A ridare un po’ di vitalità ai mercati nella giornata di ieri è stato l’intervento di alcune banche centrali che hanno deciso di abbassare il tasso d’interesse sulle operazioni di swap in dollari.Tutta la mattinata, come le ultime sedute, è stata sottotono per la maggior parte dei mercati UE, poi però un’azione coordinata di Fed, BCE e altri quattro istituti centrali, ha dato una svolta all’andamento dei listini.

Interventi che hanno seguito una serie di downgrade decisi dall’agenzia Standard & Poors’. In pratica la Federal Reserve, la Banca Centrale Europea, la Banca del Canada, la Banca d’Inghilterra, la Banca del Giappone e la Banca Centrale Elvetica hanno abbassato di 50 punti il tasso d’interesse sulle operazioni swap in dollari.
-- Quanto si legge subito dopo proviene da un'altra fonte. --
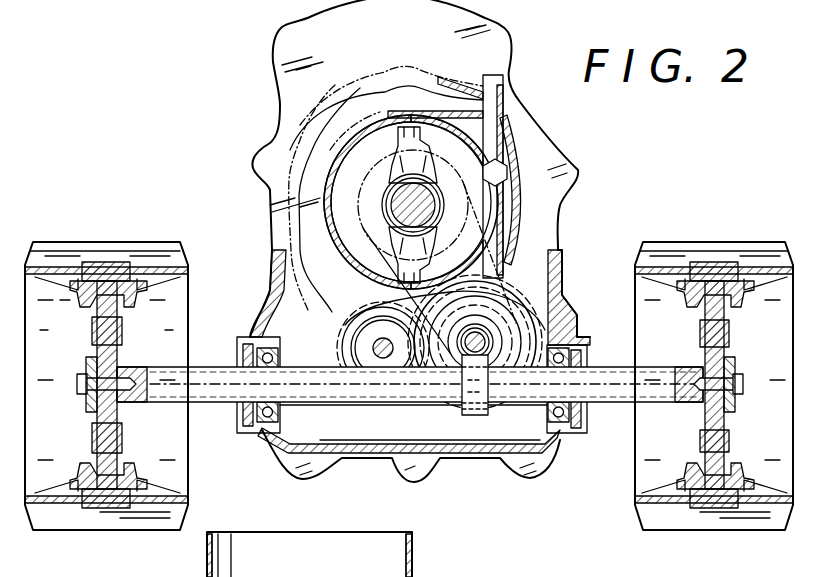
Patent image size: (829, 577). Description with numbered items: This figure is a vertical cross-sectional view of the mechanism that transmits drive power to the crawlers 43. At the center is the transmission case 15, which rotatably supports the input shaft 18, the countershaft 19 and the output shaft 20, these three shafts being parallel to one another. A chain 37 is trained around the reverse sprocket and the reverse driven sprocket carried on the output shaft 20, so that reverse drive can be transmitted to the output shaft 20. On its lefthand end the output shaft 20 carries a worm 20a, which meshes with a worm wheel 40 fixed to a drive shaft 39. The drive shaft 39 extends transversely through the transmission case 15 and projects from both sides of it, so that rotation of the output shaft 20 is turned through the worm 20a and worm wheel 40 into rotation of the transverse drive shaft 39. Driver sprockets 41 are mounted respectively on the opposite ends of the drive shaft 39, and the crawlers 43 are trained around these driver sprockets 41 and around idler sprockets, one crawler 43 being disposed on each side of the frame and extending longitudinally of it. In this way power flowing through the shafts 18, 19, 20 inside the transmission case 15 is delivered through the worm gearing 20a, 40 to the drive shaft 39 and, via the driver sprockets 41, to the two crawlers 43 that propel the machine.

La stessa cosa era stata fatta già poco tempo prima dalla banca centrale cinese. La Fed ha poi spiegato in una nota l’obiettivo delle suddette operazioni, ovvero alleggerire della tensione i mercati finanziari e fare in modo che le banche possano finanziare crediti per famiglie e imprese, in vista di una ripresa economica.

Il taglio dei tassi sarà effettivo dal 5 dicembre e durerà fino al febbraio del 2013. Anche la Cina spera di far ripartire l’economia, spingendo gli acquisti nel Vecchio Continente. In tutto questo contesto si registra l’ottimo +4% di Piazza Affari.